I've read a number of Copeland and Proudfoot's articles promoting hypercomputation, and they claim this is an open question. I have, however, seen some indications that they're wrong about this, but my knowledge of physics and computability theory isn't enough to answer this question with confidence.
Some of the ways to convince yourself that "hypercomputation" might be physically possible seem like obvious confusions, for example if you convince yourself that some physical quality is allowed to be any real number, and then notice that because some reals are non-computable, you say to yourself that if only we could measure such a non-computable quantity then we could answer questions no Turing machine could answer. Of course, the idea of doing such a measurement is physically implausible even if you could find a non-computable physical quantity in the first place. And that mistake can be sexed up in various ways, for example by talking about "analog computers" and assuming "analog" means it has components that can take any real-numbered value.

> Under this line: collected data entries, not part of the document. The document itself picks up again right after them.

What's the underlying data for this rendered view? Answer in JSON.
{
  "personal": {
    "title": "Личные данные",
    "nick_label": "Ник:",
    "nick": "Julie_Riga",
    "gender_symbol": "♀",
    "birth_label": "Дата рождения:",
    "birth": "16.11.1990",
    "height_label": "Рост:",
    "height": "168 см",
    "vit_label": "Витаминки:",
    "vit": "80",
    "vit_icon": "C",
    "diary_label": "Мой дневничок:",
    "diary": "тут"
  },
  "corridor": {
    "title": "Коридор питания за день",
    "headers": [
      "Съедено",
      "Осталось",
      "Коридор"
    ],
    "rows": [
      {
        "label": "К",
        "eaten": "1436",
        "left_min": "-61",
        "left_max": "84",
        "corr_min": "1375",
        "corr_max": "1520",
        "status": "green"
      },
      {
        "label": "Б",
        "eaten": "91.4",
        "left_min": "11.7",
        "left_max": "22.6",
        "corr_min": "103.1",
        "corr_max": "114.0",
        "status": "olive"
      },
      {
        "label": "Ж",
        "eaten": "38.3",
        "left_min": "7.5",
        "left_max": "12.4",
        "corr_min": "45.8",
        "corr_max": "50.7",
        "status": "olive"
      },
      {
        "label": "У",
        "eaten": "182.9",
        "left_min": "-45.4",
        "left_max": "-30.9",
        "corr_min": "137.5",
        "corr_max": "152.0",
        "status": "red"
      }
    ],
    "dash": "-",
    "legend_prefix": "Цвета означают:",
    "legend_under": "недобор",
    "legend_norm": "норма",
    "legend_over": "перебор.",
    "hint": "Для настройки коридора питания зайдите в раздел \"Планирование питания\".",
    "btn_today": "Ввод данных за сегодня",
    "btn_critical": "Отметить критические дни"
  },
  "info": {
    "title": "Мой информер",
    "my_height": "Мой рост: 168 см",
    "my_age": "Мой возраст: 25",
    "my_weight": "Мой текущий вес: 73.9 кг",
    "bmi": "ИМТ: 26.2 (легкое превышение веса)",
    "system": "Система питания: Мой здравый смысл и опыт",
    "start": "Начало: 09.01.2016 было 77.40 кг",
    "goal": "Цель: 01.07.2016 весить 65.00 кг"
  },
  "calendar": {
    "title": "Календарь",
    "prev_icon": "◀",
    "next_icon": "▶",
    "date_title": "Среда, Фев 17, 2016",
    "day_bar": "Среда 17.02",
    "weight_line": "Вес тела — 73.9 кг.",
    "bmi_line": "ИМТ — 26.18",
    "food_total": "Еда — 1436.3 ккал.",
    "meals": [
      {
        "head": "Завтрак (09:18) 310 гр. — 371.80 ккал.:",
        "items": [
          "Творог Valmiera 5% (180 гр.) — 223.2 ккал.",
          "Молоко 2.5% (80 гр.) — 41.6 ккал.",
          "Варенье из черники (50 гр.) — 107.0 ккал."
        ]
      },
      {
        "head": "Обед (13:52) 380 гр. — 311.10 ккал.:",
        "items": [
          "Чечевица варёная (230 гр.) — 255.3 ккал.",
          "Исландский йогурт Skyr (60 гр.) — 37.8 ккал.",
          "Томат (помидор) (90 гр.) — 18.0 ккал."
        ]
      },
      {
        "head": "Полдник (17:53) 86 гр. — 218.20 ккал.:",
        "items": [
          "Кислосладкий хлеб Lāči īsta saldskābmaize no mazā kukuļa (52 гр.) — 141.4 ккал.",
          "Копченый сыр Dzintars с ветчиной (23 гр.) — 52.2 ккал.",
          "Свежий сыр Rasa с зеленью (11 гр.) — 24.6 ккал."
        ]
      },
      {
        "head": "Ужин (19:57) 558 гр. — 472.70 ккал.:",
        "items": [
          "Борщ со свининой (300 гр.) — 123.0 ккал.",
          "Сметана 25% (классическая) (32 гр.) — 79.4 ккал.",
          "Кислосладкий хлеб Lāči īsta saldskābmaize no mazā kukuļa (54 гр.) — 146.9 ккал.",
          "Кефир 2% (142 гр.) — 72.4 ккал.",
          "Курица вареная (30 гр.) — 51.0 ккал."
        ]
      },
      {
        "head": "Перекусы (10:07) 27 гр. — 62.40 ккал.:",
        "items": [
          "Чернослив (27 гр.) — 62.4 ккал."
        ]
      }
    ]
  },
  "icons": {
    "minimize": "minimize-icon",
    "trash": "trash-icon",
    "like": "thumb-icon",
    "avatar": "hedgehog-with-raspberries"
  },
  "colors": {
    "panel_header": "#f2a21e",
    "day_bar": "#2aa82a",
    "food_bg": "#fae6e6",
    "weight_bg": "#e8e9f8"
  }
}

Points similar to the one I've just made exist in the literature on hypercomputation (see here and here, for example). But the critiques of hypercomputation I've found tend to focus on specific proposals. It's less clear whether there are any good general arguments in the literature that hypercomputation is physically impossible, because it would require infinite-precision measurements or something equally unlikely. It seems like it might be possible to make such an argument; I've read that the laws of physics are consiered to be computable, but I don't have a good enough understanding of what that means to tell if it entails that hypercomputation is physically impossible.
Can anyone help me out here?
From our perspective, the length which it is computable is going to be arbitrary, and until we hit it, at each digit we will confront the same epistemic problem: "is the prefix of omega that seems to be embedded in our particular physics a finite computable prefix of omega and so perfectly computable and so our physics is perfectly computable, or is this a genuine uncomputable constant buried in our physics?"
This has been discussed in the past as the 'oracle hypercomputation' problem: suppose you found a device which claimed to be an oracle for Turing machines halting, and you test it out and it seems to be accurate on the n Turing machines you are able to run to the point where they either halt or loop their state. How much, if at all, do you credit its claim to be an oracle doing hypercomputation? Since, after all, it could just be a random number generator, and in 1 out of the 2^n possible outputs its predictions will be completely correct 'by chance', or it could be using heuristics or something. What is one's prior for hypercomputation/oracles being possible and how much does one update?
This was discussed on the advanced decision theory ML a while back, IIRC, and I don't think they came to any solid conclusion either way.